Greater Manchester Asbestos Victims Support Group (ASB0001)


I am the co-ordinator of the Greater Manchester Asbestos Victims Support Group. Our charity supports people with asbestos diseases in Greater Manchester and some of the neighbouring areas of Derbyshire, Cheshire and Lancashire.

My reason for submitting evidence is two-fold.

Firstly, I can provide data on the numbers of people we see being diagnosed with asbestos diseases in our area, which will help the Select Committee to judge how well the current approach to asbestos management is working.

Secondly, my charity often receives requests for information, advice and help from workers and members of the public who have been exposed to asbestos, even though they do not have an asbestos disease. I am therefore able to shed some light how well the current approach to asbestos management is working in practice.

Despite asbestos being banned in the UK, it is still present in many older buildings (those built before 2000). Mesothelioma, a terminal cancer caused by asbestos, can be caused even by very low exposure to asbestos. It is common for my charity to see white collar workers being diagnosed with mesothelioma even though they have never handled asbestos directly.

Workers involved in the maintenance, refurbishment or demolition of pre-2000 buildings are clearly most at risk. But any worker based in a pre-2000 building (including many of those currently working from home) will be at risk.

The recent data I have (see below) shows not only that local mesothelioma rates remain stubbornly high, but that an increasing proportion of those being newly diagnosed with mesothelioma are women. This is highly significant because my experience is that, on average, the women we see with mesothelioma describe lower levels of occupational exposure to asbestos than the men.

In 2017, my charity helped 137 people newly diagnosed with mesothelioma, of whom 18 were women (13.14%). In 2020, the figures were 132 in total, with 29 women (21.97%).  


Mesothelioma Total























Many assumed that with the sharp decline of industries associated with heavy asbestos use (e.g., ship building), which employed mainly men, that a generation later we would see a sharp decline in mesothelioma rates.

This assumption does not appear to be borne out by the recent data. The problem of asbestos in pre-2000 buildings appears to be a far more serious problem than many assumed, and I fear it may remain so for decades to come, unless action is taken.

Based on my experience, I believe the current legislative and regulatory framework for the management of asbestos needs to be strengthened.

The assumption underlying the current framework, that asbestos materials should generally be left in place providing they are in good condition, needs to be reconsidered.

If asbestos materials are left in place indefinitely, they will inevitably deteriorate or be disturbed at some point in the future and must then be removed. My understanding is that it is often easier, safer, and cheaper to remove asbestos materials while they are still in a good condition (i.e., before they have deteriorated or been disturbed). Since we must remove asbestos materials at some point in the future anyway, I see no reason why it should not be done sooner rather than later, in a planned and relatively safe way.  

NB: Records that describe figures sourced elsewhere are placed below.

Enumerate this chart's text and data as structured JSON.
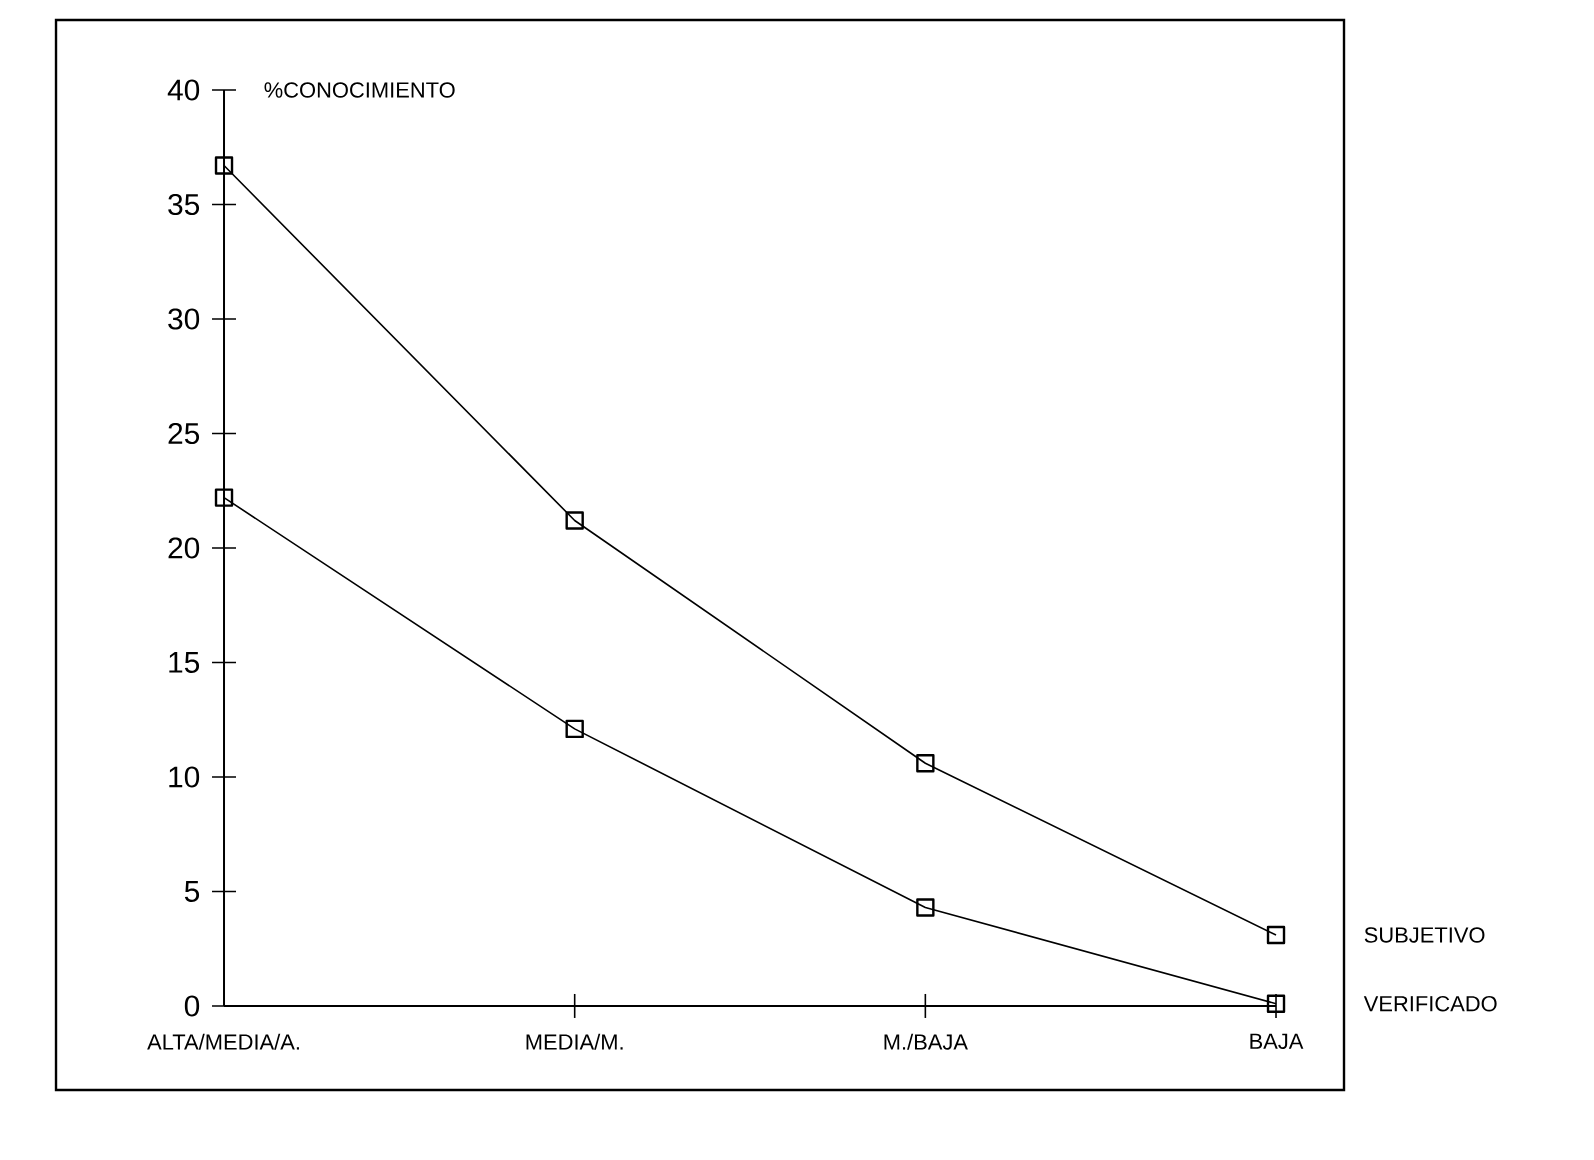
{
  "chart_data": {
    "type": "line",
    "ylabel": "%CONOCIMIENTO",
    "categories": [
      "ALTA/MEDIA/A.",
      "MEDIA/M.",
      "M./BAJA",
      "BAJA"
    ],
    "series": [
      {
        "name": "SUBJETIVO",
        "color": "#000000",
        "values": [
          36.7,
          21.2,
          10.6,
          3.1
        ]
      },
      {
        "name": "VERIFICADO",
        "color": "#000000",
        "values": [
          22.2,
          12.1,
          4.3,
          0.1
        ]
      }
    ],
    "ylim": [
      0,
      40
    ],
    "yticks": [
      0,
      5,
      10,
      15,
      20,
      25,
      30,
      35,
      40
    ],
    "marker": "square",
    "line_style": "solid",
    "grid": false
  }
}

Ultimately, my experience from talking to workers and members of the public leaves me strongly in favour of the strategy outlined in “The asbestos crisis: Why Britain needs an eradication law” (All-Party Parliamentary Group on Occupational Safety and Health, 2015). This strategy, if implemented, would mean asbestos being removed from buildings by 2035 at the latest. 

This strategy of removing all asbestos would be financially costly in the short-term. However, we must remind ourselves that managing asbestos materials in place is also costly (and will become more so if regulations are tightened, which they should be), and that ultimately these materials must be removed sooner or later in any case. We should think long-term here.

No matter how comprehensive the legislative and regulatory framework, the effective implementation and enforcement of the framework is crucial.

Many of the workers who speak to us, having been exposed to asbestos at work, do so on condition of anonymity. They often describe flagrant breaches of current health and safety law, but do not feel able to raise this with their employer, for fear of losing their job. Many work for employers that do not recognise trade unions, or in workplaces where trade union organisation is weak. Many are on zero-hours or short-term contracts and do not have the same protection from unfair dismissal.

The HSE has a key role in enforcing the legislative and regulatory framework, particularly in the majority of workplaces where trade union organisation is weak or non-existent. Yet the HSE is, in my view, chronically underfunded, and does not currently have the resources to fulfil its role effectively. This is partly responsible for the relatively low number of enforcement actions it has taken with regards to health and safety breaches in general, and breaches in relation to asbestos in particular.